Berlusconi però non può arrendersi così e sarà disposto a fare molte concessioni a Casini, prima tra tutte l’apertura di una “crisi pilotata”, che permetterebbe l’allargamento della maggioranza. Il tempo che il Cavaliere e la Lega si concederanno per conseguire l’accordo con l’UdC è fissato entro il sette gennaio prossimo, «altrimenti – ha detto il ministro Maroni – si andrà a votare a marzo». Quest’ipotesi sembra volerla, però, scongiurare il premier, che ieri, dopo il colloquio con Napolitano, si è detto convinto della pericolosità che le urne rappresentino per il Paese, salvo poi ammettere che le elezioni restano comunque un’ipotesi contemplata, qualora fosse impossibile accordarsi con i centristi.

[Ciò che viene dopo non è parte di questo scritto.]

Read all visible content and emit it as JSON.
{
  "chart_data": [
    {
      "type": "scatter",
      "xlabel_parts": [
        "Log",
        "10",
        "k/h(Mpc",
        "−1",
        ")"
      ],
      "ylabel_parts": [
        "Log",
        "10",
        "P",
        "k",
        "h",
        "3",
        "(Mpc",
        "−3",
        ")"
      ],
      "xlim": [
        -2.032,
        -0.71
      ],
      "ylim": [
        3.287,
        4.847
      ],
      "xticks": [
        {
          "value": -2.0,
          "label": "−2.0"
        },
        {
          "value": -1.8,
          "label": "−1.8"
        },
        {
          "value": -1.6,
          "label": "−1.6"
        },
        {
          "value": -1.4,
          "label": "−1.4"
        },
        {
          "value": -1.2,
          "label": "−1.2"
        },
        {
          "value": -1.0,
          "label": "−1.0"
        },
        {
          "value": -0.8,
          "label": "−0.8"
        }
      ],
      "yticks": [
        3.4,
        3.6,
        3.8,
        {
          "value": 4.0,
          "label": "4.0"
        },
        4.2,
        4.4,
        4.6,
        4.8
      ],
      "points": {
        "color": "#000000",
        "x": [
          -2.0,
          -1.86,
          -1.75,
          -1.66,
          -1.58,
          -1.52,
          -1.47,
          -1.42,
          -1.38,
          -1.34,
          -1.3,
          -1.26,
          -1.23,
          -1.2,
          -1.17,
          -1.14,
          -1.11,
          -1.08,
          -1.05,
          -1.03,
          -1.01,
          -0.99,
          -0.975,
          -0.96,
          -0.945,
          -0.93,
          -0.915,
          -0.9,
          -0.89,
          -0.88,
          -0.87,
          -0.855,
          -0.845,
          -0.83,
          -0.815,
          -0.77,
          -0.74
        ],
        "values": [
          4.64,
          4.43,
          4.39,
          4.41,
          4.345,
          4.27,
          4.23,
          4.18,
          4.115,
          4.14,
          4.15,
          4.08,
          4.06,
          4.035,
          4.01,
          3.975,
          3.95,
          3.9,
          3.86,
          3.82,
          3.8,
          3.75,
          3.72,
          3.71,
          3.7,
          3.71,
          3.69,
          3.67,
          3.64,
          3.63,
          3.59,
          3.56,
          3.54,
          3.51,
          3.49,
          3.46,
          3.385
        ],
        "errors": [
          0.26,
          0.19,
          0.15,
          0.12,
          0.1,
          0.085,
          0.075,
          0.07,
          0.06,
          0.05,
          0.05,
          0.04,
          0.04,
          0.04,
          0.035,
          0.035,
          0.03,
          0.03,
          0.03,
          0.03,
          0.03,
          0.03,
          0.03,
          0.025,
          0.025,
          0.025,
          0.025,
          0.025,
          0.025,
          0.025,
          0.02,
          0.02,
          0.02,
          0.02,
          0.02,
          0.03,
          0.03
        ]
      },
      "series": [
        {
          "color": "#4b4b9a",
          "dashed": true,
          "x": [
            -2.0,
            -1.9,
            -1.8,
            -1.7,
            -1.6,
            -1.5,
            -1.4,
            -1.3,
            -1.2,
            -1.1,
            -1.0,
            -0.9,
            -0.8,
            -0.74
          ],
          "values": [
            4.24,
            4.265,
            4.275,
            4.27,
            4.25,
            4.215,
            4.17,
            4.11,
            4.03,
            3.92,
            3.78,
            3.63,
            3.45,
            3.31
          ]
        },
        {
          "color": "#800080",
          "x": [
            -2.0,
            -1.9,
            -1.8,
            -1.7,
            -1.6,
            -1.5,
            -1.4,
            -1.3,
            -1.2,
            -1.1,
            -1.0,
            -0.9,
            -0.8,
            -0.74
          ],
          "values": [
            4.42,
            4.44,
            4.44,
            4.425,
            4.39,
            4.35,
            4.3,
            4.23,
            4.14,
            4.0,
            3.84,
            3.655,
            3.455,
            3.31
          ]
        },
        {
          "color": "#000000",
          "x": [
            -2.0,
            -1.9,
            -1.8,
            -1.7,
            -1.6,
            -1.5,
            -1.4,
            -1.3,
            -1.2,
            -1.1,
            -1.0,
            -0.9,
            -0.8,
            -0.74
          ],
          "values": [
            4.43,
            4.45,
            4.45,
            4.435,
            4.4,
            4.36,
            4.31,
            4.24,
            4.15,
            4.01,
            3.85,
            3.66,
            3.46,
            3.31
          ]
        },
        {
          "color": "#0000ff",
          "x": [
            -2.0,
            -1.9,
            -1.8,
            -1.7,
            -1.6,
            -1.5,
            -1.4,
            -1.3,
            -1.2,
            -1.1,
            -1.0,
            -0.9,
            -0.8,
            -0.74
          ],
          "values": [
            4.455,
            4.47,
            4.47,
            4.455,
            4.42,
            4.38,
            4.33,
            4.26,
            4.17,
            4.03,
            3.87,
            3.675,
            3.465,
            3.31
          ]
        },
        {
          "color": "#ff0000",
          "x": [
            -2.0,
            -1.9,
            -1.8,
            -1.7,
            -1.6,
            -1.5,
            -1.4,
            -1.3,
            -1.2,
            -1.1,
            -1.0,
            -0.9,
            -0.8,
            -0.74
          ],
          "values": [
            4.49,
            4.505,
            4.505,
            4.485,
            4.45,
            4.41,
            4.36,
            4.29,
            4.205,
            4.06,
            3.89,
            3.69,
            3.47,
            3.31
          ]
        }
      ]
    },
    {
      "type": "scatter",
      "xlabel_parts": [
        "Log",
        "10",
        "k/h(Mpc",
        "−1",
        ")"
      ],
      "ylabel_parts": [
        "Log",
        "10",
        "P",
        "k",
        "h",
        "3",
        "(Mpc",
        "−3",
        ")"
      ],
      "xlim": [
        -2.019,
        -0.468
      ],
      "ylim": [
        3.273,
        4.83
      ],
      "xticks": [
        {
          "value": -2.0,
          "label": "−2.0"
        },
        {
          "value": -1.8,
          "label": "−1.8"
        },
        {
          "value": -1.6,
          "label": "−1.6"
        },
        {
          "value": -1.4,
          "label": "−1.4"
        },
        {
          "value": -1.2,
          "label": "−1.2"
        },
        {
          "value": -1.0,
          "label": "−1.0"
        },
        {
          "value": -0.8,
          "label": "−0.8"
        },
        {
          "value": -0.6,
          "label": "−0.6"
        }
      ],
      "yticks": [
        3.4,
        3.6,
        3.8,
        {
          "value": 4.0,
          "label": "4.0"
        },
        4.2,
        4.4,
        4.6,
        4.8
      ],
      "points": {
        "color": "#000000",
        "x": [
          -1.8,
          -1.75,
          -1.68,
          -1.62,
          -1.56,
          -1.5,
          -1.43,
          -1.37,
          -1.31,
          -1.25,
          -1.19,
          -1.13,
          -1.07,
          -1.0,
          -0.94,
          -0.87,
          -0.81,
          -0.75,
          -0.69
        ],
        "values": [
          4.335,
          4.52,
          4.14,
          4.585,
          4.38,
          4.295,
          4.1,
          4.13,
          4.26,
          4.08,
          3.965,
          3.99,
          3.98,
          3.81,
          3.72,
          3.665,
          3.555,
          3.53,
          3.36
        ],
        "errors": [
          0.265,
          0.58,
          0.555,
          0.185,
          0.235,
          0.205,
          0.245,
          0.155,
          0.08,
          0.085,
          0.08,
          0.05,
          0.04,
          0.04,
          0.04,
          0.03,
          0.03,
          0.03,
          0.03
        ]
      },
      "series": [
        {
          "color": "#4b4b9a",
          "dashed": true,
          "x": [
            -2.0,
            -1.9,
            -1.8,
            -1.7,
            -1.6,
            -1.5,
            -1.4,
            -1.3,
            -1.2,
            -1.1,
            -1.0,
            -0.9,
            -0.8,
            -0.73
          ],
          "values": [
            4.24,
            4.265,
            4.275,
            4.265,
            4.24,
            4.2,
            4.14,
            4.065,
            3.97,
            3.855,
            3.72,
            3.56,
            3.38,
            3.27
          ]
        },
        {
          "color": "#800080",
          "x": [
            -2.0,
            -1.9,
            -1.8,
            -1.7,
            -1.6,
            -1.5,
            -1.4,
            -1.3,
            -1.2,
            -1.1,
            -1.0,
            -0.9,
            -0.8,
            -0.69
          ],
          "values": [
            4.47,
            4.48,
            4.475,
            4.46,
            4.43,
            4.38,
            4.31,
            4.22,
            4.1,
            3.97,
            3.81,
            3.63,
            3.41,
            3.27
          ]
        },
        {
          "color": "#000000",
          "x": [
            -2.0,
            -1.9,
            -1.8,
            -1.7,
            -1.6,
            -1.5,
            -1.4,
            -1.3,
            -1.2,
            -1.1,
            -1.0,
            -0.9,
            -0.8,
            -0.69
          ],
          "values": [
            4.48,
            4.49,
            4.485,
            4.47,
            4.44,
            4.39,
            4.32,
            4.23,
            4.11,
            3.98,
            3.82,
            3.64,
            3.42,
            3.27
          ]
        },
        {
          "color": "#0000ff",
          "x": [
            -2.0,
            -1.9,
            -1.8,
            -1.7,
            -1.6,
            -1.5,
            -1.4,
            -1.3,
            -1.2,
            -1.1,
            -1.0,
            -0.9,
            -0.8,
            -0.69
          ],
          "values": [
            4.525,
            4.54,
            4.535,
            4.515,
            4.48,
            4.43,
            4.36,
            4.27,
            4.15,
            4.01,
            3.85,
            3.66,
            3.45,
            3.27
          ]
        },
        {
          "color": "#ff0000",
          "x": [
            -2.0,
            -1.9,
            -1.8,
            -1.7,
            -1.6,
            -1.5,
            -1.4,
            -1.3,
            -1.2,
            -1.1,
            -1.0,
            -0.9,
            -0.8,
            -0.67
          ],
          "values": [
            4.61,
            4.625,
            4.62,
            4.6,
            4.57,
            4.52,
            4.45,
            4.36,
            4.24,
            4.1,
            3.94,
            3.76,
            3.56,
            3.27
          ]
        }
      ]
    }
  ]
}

Preziosi alleati del premier, per la felice conclusione del patto con l’UdC, saranno senz’altro: Napolitano, da sempre fervido oppositore del voto anticipato; il mondo dell’impresa e del lavoro, con la presidente di Confindustria, Marcegaglia, ed il segretario della Cisl, Bonanni, in testa; le alte gerarchie ecclesiali, che auspicano già da tempo un ricongiungimento dell’area dei moderati.
Il momento cruciale per la soluzione della crisi, dunque, giunge adesso. Se non si riuscirà ad allargare la maggioranza all’UdC, la vittoria di Berlusconi di ieri sarà stata davvero una “vittoria di Pirro”, utile per imbaldanzirsi un po’, ma inutile per mettere fine alle contese che lacerano la vita politica italiana e, di riflesso, anche quella sociale. Gli italiani pretendono risposte concrete ai problemi che affliggono il Paese già da troppo tempo e non intendono attendere oltre.